The association between the standard of living and health cannot be easily dismantled, yet, on the face of such social health injustice, what actions are available for the State to remedy this particular problem? Lynch et al’s (2000) on solubilizing the problem was vague and inconclusive:
.. strategic investments in neo-material conditions via more equitable distribution of public and private resources that are likely to have the most impact on reducing health inequalities and improving public health in both rich and poor countries in the 21st century…(p. 1203)
Farmer’s (1999) ultimate solution is pragmatic solidarity. The term was rather vague and inconclusive with no proper definitum; Pragmatic solidarity was loosely defined as something that would mean ‘increased funding for control and treatment [of diseases]’, ‘making therapy available in a systematic way’ and preventing ‘emergence [of diseases]. Farmer’s primary intent is to target the health anathema at the specific level. On the other hand, Link and Phelan’s approach was different. Link and Phelan (2005) posited a barrage of solutions which capitalizes on policy consideration as macro-level approach to the problem— creating intervention that benefit state members irregardless of their own resources and actions, monitoring the dissemination of health enhancing information and interventions and creating policies that would distribute resources to the poor.
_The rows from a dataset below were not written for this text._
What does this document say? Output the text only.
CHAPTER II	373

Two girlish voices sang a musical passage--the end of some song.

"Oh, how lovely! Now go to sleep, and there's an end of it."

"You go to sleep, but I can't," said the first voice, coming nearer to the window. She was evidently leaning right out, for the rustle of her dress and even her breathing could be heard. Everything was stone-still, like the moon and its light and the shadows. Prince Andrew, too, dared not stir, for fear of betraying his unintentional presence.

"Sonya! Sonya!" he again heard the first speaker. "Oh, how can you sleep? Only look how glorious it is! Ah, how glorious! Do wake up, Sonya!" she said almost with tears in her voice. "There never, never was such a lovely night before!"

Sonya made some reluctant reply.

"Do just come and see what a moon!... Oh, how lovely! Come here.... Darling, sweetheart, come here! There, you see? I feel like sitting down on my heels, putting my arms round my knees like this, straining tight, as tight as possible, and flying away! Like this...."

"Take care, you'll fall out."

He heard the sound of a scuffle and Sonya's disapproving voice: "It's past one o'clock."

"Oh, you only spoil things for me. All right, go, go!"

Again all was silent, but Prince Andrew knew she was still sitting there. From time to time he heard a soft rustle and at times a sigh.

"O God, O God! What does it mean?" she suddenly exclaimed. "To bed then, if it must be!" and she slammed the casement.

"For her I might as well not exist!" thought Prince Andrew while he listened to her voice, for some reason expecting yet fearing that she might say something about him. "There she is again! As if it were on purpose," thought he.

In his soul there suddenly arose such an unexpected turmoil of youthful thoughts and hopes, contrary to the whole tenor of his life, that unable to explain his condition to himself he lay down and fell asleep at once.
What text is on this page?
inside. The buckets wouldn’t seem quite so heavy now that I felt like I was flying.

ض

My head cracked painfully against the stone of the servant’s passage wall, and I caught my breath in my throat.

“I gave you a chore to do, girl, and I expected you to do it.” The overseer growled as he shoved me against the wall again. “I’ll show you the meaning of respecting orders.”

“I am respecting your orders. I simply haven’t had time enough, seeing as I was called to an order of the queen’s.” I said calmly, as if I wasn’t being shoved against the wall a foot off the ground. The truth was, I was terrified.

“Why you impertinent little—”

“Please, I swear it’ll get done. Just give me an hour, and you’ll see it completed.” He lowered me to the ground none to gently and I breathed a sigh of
A good solution to the problem would be targeting health inequity using combinatorial methods on the macro and micro-level approach. Interventions created at the larger scale such as policy consideration is a good approach and finding out the etiology of various diseases obviously have positive outcomes for ‘curing’. Such interventions are necessary to preserve not only the health of the general public but also to maintain a relatively pure, socially just and a healthy environment.